Towards an Agentic Workflow for Internet Measurement Research
Alagappan Ramanathan, Eunju Kang, Dongsu Han, Sangeetha Abdu Jyothi
TL;DR
ArachNet addresses the accessibility barrier in Internet measurement by automating end-to-end workflow composition through a four-agent architecture that mirrors expert reasoning: problem analysis (QueryMind), solution design (WorkflowScout), implementation (SolutionWeaver), and registry evolution (RegistryCurator). The system relies on a curated Measurement Capability Registry to unify diverse measurement tools and supports expert oversight in an expert mode. Through progressively challenging case studies in Internet resilience and forensic analysis, ArachNet demonstrates expert-level reasoning, multi-framework orchestration, and robust temporal analysis while reducing development effort from days to hundreds of lines of code. This approach promises broader access to sophisticated measurement capabilities while maintaining research-grade rigor, with open-source prompts and case studies to foster adoption and further evaluation.
Abstract
Internet measurement research faces an accessibility crisis: complex analyses require custom integration of multiple specialized tools that demands specialized domain expertise. When network disruptions occur, operators need rapid diagnostic workflows spanning infrastructure mapping, routing analysis, and dependency modeling. However, developing these workflows requires specialized knowledge and significant manual effort. We present ArachNet, the first system demonstrating that LLM agents can independently generate measurement workflows that mimics expert reasoning. Our core insight is that measurement expertise follows predictable compositional patterns that can be systematically automated. ArachNet operates through four specialized agents that mirror expert workflow, from problem decomposition to solution implementation.
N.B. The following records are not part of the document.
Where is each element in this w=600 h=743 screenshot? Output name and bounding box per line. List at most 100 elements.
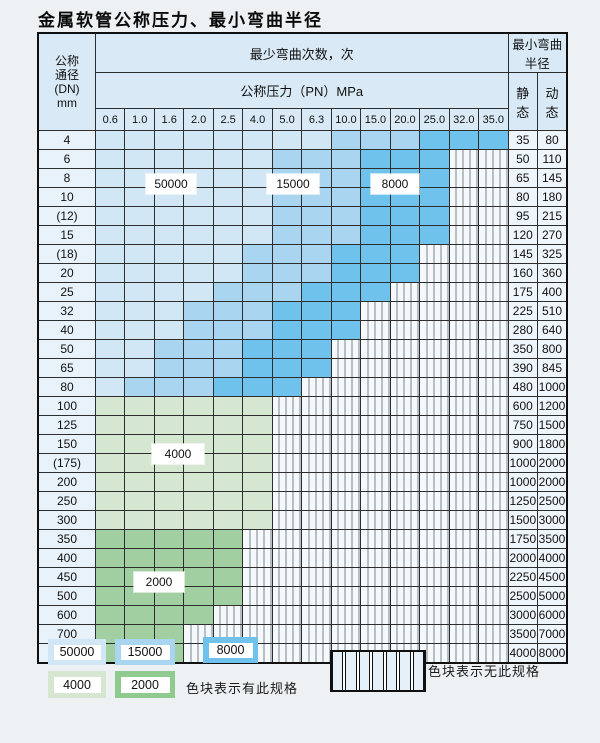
- legend-no-spec-text: 色块表示无此规格: [428, 664, 541, 679]
- static-radius-cell: 480: [507, 377, 539, 397]
- dynamic-radius-cell: 5000: [537, 586, 568, 606]
- table-row: 125 750 1500: [37, 415, 568, 435]
- spec-available-cell: [301, 301, 332, 321]
- spec-available-cell: [153, 282, 185, 302]
- spec-available-cell: [419, 225, 450, 245]
- spec-unavailable-cell: [478, 225, 509, 245]
- spec-unavailable-cell: [271, 586, 303, 606]
- spec-unavailable-cell: [478, 187, 509, 207]
- spec-available-cell: [212, 529, 244, 549]
- header-pressure-value: 1.0: [124, 108, 155, 131]
- spec-unavailable-cell: [389, 358, 421, 378]
- spec-table: 公称 通径 (DN) mm 最少弯曲次数，次 最小弯曲半径 公称压力（PN）MPa 静 态动 …: [37, 32, 568, 664]
- spec-available-cell: [183, 529, 214, 549]
- spec-available-cell: [212, 263, 244, 283]
- spec-unavailable-cell: [478, 453, 509, 473]
- spec-unavailable-cell: [330, 510, 362, 530]
- spec-unavailable-cell: [330, 548, 362, 568]
- spec-available-cell: [94, 339, 126, 359]
- spec-available-cell: [94, 529, 126, 549]
- spec-unavailable-cell: [478, 491, 509, 511]
- static-radius-cell: 65: [507, 168, 539, 188]
- spec-unavailable-cell: [478, 320, 509, 340]
- spec-unavailable-cell: [448, 453, 480, 473]
- spec-available-cell: [153, 491, 185, 511]
- hatch-legend-cell: [399, 652, 411, 690]
- static-radius-cell: 2250: [507, 567, 539, 587]
- spec-available-cell: [212, 434, 244, 454]
- spec-available-cell: [389, 263, 421, 283]
- spec-unavailable-cell: [389, 491, 421, 511]
- spec-available-cell: [360, 244, 391, 264]
- dn-cell: 200: [37, 472, 96, 492]
- spec-unavailable-cell: [478, 472, 509, 492]
- spec-unavailable-cell: [478, 339, 509, 359]
- spec-unavailable-cell: [389, 567, 421, 587]
- table-row: 150 900 1800: [37, 434, 568, 454]
- spec-available-cell: [153, 263, 185, 283]
- spec-available-cell: [389, 130, 421, 150]
- spec-unavailable-cell: [389, 529, 421, 549]
- dynamic-radius-cell: 2000: [537, 453, 568, 473]
- dn-cell: 25: [37, 282, 96, 302]
- spec-unavailable-cell: [478, 624, 509, 644]
- spec-available-cell: [330, 320, 362, 340]
- spec-available-cell: [242, 282, 273, 302]
- spec-unavailable-cell: [271, 605, 303, 625]
- spec-available-cell: [360, 206, 391, 226]
- dynamic-radius-cell: 3500: [537, 529, 568, 549]
- static-radius-cell: 1250: [507, 491, 539, 511]
- spec-unavailable-cell: [419, 510, 450, 530]
- static-radius-cell: 4000: [507, 643, 539, 664]
- spec-available-cell: [212, 586, 244, 606]
- dynamic-radius-cell: 1800: [537, 434, 568, 454]
- legend-swatch-4000: 4000: [48, 671, 106, 698]
- spec-available-cell: [94, 396, 126, 416]
- spec-unavailable-cell: [448, 491, 480, 511]
- spec-unavailable-cell: [301, 605, 332, 625]
- dynamic-radius-cell: 6000: [537, 605, 568, 625]
- spec-available-cell: [389, 244, 421, 264]
- spec-available-cell: [124, 434, 155, 454]
- header-dn-line: 通径: [54, 68, 79, 82]
- spec-available-cell: [94, 358, 126, 378]
- spec-available-cell: [183, 130, 214, 150]
- dn-cell: 125: [37, 415, 96, 435]
- table-row: (175) 1000 2000: [37, 453, 568, 473]
- spec-unavailable-cell: [419, 605, 450, 625]
- spec-available-cell: [389, 206, 421, 226]
- spec-available-cell: [242, 263, 273, 283]
- spec-unavailable-cell: [360, 624, 391, 644]
- table-row: 40 280 640: [37, 320, 568, 340]
- spec-unavailable-cell: [478, 206, 509, 226]
- spec-available-cell: [153, 149, 185, 169]
- spec-available-cell: [330, 282, 362, 302]
- spec-available-cell: [124, 282, 155, 302]
- region-label-4000: 4000: [152, 444, 204, 464]
- spec-available-cell: [212, 472, 244, 492]
- static-radius-cell: 3000: [507, 605, 539, 625]
- dn-cell: 65: [37, 358, 96, 378]
- spec-unavailable-cell: [330, 358, 362, 378]
- spec-available-cell: [183, 472, 214, 492]
- static-radius-cell: 175: [507, 282, 539, 302]
- spec-available-cell: [242, 130, 273, 150]
- spec-available-cell: [212, 491, 244, 511]
- header-pressure-value: 10.0: [330, 108, 362, 131]
- spec-available-cell: [153, 320, 185, 340]
- spec-unavailable-cell: [301, 453, 332, 473]
- dn-cell: 150: [37, 434, 96, 454]
- header-static: 静 态: [507, 72, 539, 131]
- spec-unavailable-cell: [448, 529, 480, 549]
- spec-unavailable-cell: [271, 624, 303, 644]
- spec-available-cell: [124, 130, 155, 150]
- spec-available-cell: [94, 453, 126, 473]
- spec-unavailable-cell: [330, 453, 362, 473]
- spec-available-cell: [389, 149, 421, 169]
- spec-available-cell: [212, 453, 244, 473]
- static-radius-cell: 1000: [507, 453, 539, 473]
- static-radius-cell: 2500: [507, 586, 539, 606]
- spec-unavailable-cell: [360, 320, 391, 340]
- header-pressure-value: 6.3: [301, 108, 332, 131]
We validate ArachNet with progressively challenging Internet resilience scenarios. The system independently generates workflows that match expert-level reasoning and produce analytical outputs similar to specialist solutions. Generated workflows handle complex multi-framework integration that traditionally requires days of manual coordination. ArachNet lowers barriers to measurement workflow composition by automating the systematic reasoning process that experts use, enabling broader access to sophisticated measurement capabilities while maintaining the technical rigor required for research-quality analysis.